Every bill creates winners and losers. Here's who stands to gain and who bears the cost.

Who Benefits

  • Very small public water systems (serving fewer than 3,300 people) — the bill elevates these systems to a top priority for federal digitalization grants and funds technologies that can reduce water loss and improve asset management.
  • Community-owned and community-controlled utilities, including manufactured-home community organizations — explicit prioritization and the allowance for software maintenance lower financial and technical barriers for locally owned systems.
  • Tribes and states acting on behalf of rural entities — they can apply for and manage grants to deliver technical assistance and centralized procurement for multiple small systems.
  • Water technology and engineering vendors — expanded market opportunity for sensors, SCADA, hydraulic modeling tools, analytics platforms, and ongoing software licensing or support contracts.
  • Local workforce and operators — grant-funded training and workforce development will build operator capacity to run modern monitoring and control systems, creating local technical roles.

Who Bears the Cost

  • Environmental Protection Agency — program setup, application evaluation, oversight, and cybersecurity technical assistance will require staffing and administrative resources within EPA.
  • Small utilities post-grant — while the bill funds initial acquisition and maintenance, long-term recurring costs, upgrades, or replacement costs after grant funds are spent may fall to local utilities with constrained rate bases.
  • State and tribal agencies — although the bill allows states and tribes to apply on behalf of entities, administering multi-jurisdictional projects and ensuring compliance with other federal/state laws will require staff time and possible matching or coordination costs.
  • Federal budget/taxpayers — the bill authorizes $250 million total over five fiscal years; appropriations will compete with other priorities.
  • Technology vendors and integrators — to meet program expectations (interoperability, cybersecurity, training), vendors may need to adapt products, provide extended support and accept tighter procurement terms.

Key Issues

The Core Tension

The core dilemma is this: the bill pushes small rural water systems to modernize with sensors, analytics and networked control—actions that can cut water loss, improve planning and lower long‑term costs—but doing so embeds those same resource‑strained systems in complex software, subscription models and cyber risk exposure.
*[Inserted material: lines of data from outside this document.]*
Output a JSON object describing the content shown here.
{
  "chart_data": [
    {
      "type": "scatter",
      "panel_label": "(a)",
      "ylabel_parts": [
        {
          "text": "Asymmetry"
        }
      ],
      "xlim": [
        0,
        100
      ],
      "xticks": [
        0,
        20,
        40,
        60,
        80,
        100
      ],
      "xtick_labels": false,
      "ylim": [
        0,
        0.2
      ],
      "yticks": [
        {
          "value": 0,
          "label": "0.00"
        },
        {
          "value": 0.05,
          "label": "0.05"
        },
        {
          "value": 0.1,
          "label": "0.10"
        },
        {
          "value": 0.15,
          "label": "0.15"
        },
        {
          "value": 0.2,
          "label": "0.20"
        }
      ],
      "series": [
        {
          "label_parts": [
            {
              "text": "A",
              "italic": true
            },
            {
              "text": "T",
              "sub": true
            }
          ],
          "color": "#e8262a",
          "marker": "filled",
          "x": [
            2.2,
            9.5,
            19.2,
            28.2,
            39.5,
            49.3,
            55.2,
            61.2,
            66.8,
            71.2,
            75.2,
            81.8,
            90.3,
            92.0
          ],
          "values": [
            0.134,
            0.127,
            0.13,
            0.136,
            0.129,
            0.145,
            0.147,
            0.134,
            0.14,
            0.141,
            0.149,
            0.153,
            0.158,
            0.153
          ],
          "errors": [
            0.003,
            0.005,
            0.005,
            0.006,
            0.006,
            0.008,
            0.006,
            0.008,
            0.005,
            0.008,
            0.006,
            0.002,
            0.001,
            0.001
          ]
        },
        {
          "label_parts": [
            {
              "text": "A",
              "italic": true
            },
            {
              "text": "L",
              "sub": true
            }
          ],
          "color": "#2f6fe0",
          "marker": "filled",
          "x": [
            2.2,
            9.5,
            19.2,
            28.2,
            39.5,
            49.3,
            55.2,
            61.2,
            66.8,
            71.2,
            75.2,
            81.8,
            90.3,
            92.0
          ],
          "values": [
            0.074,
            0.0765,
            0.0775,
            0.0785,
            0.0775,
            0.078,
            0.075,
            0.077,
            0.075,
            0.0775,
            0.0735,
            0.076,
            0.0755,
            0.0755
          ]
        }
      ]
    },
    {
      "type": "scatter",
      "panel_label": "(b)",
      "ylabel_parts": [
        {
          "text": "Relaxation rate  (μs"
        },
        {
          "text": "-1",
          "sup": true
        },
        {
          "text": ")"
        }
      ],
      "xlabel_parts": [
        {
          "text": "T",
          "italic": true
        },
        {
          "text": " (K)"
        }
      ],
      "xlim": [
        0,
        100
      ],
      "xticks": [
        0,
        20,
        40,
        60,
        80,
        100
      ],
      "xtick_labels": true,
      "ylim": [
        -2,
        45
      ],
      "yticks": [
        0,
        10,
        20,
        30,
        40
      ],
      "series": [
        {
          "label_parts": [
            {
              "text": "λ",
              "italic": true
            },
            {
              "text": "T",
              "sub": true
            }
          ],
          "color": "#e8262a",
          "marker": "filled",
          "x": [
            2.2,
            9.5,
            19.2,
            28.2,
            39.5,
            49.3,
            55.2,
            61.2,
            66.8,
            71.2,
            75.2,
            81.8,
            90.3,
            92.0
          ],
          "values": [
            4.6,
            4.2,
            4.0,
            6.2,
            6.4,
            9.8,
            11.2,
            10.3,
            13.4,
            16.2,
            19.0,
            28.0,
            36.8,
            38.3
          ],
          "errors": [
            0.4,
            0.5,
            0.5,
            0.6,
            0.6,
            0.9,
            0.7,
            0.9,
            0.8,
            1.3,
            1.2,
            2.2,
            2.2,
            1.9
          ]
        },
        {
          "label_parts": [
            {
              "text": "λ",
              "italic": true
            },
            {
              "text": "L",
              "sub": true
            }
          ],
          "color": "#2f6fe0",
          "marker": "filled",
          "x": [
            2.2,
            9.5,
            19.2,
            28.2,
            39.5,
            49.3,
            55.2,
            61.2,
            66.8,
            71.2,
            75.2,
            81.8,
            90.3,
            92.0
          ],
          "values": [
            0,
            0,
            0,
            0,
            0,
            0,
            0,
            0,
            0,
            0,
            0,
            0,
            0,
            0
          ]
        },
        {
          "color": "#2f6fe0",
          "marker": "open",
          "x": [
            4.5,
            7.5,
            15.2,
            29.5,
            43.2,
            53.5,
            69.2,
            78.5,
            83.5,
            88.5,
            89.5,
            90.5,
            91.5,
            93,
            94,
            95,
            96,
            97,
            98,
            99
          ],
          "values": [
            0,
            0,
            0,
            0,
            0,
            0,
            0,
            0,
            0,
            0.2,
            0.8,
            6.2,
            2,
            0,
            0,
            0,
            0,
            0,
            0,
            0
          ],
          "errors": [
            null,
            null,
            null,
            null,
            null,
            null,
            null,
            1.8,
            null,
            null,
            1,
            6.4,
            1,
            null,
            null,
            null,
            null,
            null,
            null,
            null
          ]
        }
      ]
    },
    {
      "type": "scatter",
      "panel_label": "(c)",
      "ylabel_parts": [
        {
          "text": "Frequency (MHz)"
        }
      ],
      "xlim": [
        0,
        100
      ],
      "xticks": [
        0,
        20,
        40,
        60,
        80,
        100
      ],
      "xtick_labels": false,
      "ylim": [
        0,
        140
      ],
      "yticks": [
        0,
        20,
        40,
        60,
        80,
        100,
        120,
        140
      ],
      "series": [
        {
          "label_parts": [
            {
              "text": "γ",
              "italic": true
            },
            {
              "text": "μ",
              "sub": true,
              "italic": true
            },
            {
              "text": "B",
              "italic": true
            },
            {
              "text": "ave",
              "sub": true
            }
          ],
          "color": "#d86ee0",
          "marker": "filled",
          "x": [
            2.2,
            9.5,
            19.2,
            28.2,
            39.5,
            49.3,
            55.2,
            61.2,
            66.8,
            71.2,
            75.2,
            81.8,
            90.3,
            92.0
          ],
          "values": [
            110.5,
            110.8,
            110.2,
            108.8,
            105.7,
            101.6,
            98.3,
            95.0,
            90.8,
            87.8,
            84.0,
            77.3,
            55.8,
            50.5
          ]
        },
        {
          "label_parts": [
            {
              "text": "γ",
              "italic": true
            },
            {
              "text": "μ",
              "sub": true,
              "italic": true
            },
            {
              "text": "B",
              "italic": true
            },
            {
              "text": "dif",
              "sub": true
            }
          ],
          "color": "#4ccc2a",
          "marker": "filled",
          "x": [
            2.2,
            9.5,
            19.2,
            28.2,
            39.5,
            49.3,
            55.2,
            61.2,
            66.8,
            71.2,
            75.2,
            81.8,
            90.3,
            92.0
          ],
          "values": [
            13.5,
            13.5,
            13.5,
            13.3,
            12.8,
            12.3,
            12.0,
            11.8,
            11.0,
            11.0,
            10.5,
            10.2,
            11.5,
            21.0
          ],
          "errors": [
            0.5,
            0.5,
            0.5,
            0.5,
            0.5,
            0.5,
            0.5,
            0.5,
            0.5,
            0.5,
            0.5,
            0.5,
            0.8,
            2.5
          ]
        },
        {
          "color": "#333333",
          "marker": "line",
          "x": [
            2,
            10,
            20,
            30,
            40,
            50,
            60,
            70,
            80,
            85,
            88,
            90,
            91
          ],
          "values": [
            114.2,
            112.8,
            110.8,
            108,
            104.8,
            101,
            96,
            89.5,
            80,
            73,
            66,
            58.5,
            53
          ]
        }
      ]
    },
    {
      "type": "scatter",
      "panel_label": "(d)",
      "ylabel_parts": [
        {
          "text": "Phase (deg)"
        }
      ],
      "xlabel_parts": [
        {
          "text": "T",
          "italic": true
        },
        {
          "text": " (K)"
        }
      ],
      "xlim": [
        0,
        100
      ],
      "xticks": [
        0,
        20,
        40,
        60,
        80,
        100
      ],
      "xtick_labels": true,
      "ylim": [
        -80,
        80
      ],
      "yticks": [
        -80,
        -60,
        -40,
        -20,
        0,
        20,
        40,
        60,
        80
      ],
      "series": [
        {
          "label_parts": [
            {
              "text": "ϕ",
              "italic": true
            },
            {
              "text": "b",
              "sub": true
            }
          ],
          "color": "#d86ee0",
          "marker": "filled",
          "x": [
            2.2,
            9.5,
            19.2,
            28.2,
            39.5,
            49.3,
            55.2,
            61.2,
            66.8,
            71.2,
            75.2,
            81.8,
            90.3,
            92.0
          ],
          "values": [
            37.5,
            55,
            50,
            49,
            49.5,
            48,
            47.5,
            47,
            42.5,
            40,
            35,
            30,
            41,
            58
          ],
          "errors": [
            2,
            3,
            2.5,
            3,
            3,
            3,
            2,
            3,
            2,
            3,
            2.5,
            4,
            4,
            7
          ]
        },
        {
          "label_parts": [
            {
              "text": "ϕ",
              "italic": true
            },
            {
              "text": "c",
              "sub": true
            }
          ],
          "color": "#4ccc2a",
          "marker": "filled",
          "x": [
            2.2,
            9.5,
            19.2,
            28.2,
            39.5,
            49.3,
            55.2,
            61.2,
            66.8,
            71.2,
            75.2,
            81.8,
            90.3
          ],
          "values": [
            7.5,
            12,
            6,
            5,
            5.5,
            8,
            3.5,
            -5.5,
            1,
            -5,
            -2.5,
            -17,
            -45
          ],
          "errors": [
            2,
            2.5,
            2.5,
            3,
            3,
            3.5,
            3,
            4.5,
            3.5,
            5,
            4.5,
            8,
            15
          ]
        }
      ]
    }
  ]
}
Policymakers must choose between accelerating adoption (and accepting vendor dependence and new security burdens) or protecting small systems from technical complexity (and foregoing potential efficiency and resilience gains).

The bill takes a broad approach to ‘‘digital infrastructure technology,’’ which helps include modern tools but leaves open what technical standards, interoperability requirements or procurement rules will apply. That gap increases the risk of vendor lock-in, inconsistent data formats, and systems that don’t interoperate across utilities or with state systems.

Although the statute permits software maintenance costs, it does not set limits on allowable licensing models or require open interfaces, so recipients could end up depending on proprietary vendors for years after federal dollars run out.

Connecting operational technology and industrial control systems to networks creates real cybersecurity exposure. The measure funds on-site cybersecurity training and countermeasures, but it stops short of prescribing minimum security standards, incident response obligations, liability allocation, or ongoing certification for OT assets.

Implementation will require the EPA to reconcile operational modernization with security hardening, and small utilities may lack the staff or procurement experience to evaluate tradeoffs. There is also an internal inconsistency in timing: the bill requires a Comptroller General study not later than five years after enactment while also setting a reporting deadline of December 31, 2030; depending on the enactment date that could compress or predate the study period.

Finally, the prioritization standard "most in need" is discretionary and could produce uneven award distribution unless the Administrator publishes explicit criteria and metrics for need, affordability impacts and expected outcomes.